Die Skala der Spiegel-Instabilitäten ist bei weitem kleiner als die aktuelle Beobachtungsgrenze. Stattdessen muss man sich numerischen Simulationen zuwenden. Erst seit kurzem sind Teilchen-in-Zelle-Simulationen in der Lage, Mikroinstabilitäten, die durch Druck-Anisotropien angetrieben werden, zu untersuchen. In diesen Simulationen wird ein Plasmabereich (mit einer linearen Größe in der Größenordnung von einigen hundert Ionen-Larmor-Radien) einer Scherung ausgesetzt, die magnetischen Feldlinien werden gestreckt, Druck-Anisotropien werden erzeugt und die Instabilität wird ausgelöst.

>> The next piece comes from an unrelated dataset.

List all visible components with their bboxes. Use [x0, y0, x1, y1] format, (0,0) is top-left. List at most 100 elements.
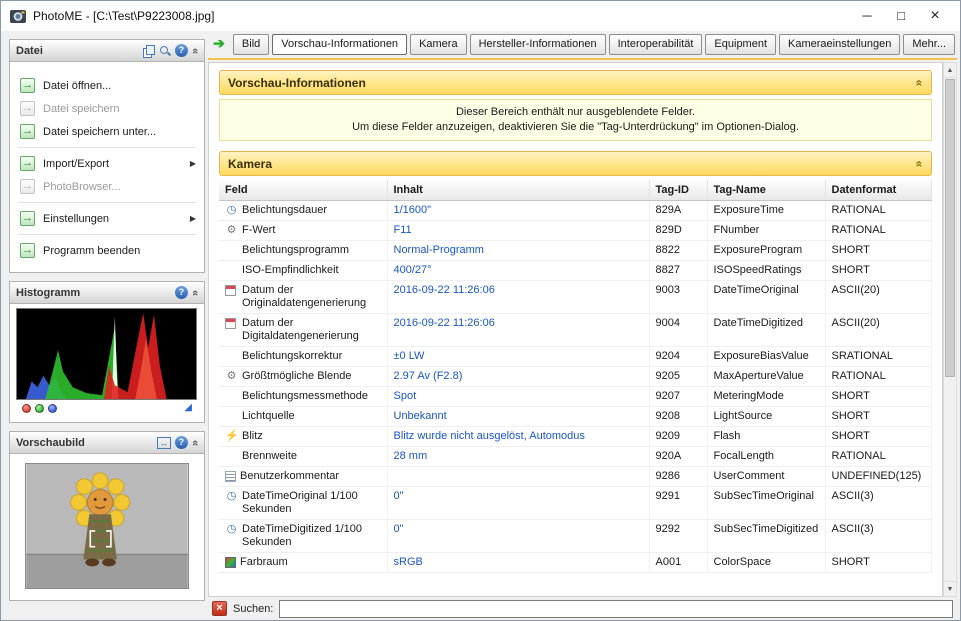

Wissenschaftler am MPA haben die Ergebnisse dieser Simulationen verwendet, um die Bewegung von Elektronen in Spiegel-Instabilitäten zu untersuchen (Abb. 1). Sie verwendeten einen Monte-Carlo-Ansatz, um die Diffusions- und Wärmeleitungskoeffizienten für eine repräsentative Feldlinie aus der Simulation zu schätzen. Es zeigt sich, dass die Wahrscheinlichkeitsverteilungsfunktion der magnetischen Feldstärke entlang der Feldlinie abbricht und zwar bei einer Feldstärke von einem Mehrfachen des Anfangswerts. Dies führt nur zu einer moderaten Unterdrückung des Teilchentransports. In dem Grenzfall, wo die mittlere freie Weglänge viel größer ist als die Korrelationslänge der Spiegel-Instabilitäten, wird die Diffusion um einen Faktor von ~10 (Abb. 2) unterdrückt. Dieser Wert muss anschließend in einen Wert für die Unterdrückung der Wärmeleitung überführt werden.
Durch die zusätzliche Anwesenheit von Diffusion im Energiebereich wird die thermische Leitfähigkeit um etwa einen Faktor zwei weniger effektiv unterdrückt als der Teilchentransport. Die sich ergebende Unterdrückung um einen Faktor ~5 scheint nur sehr schwach von makroskopischen Parametern des ICM abzuhängen, solange der Ionen-Larmor-Radius viel kleiner ist als die Korrelationsskala der Spiegel-Instabilitäten, was im ICM in der Tat sehr gut erfüllt ist. Der Effekt tritt dabei zusätzlich zu anderen Unterdrückungsmechanismen auf und unabhängig von ihnen.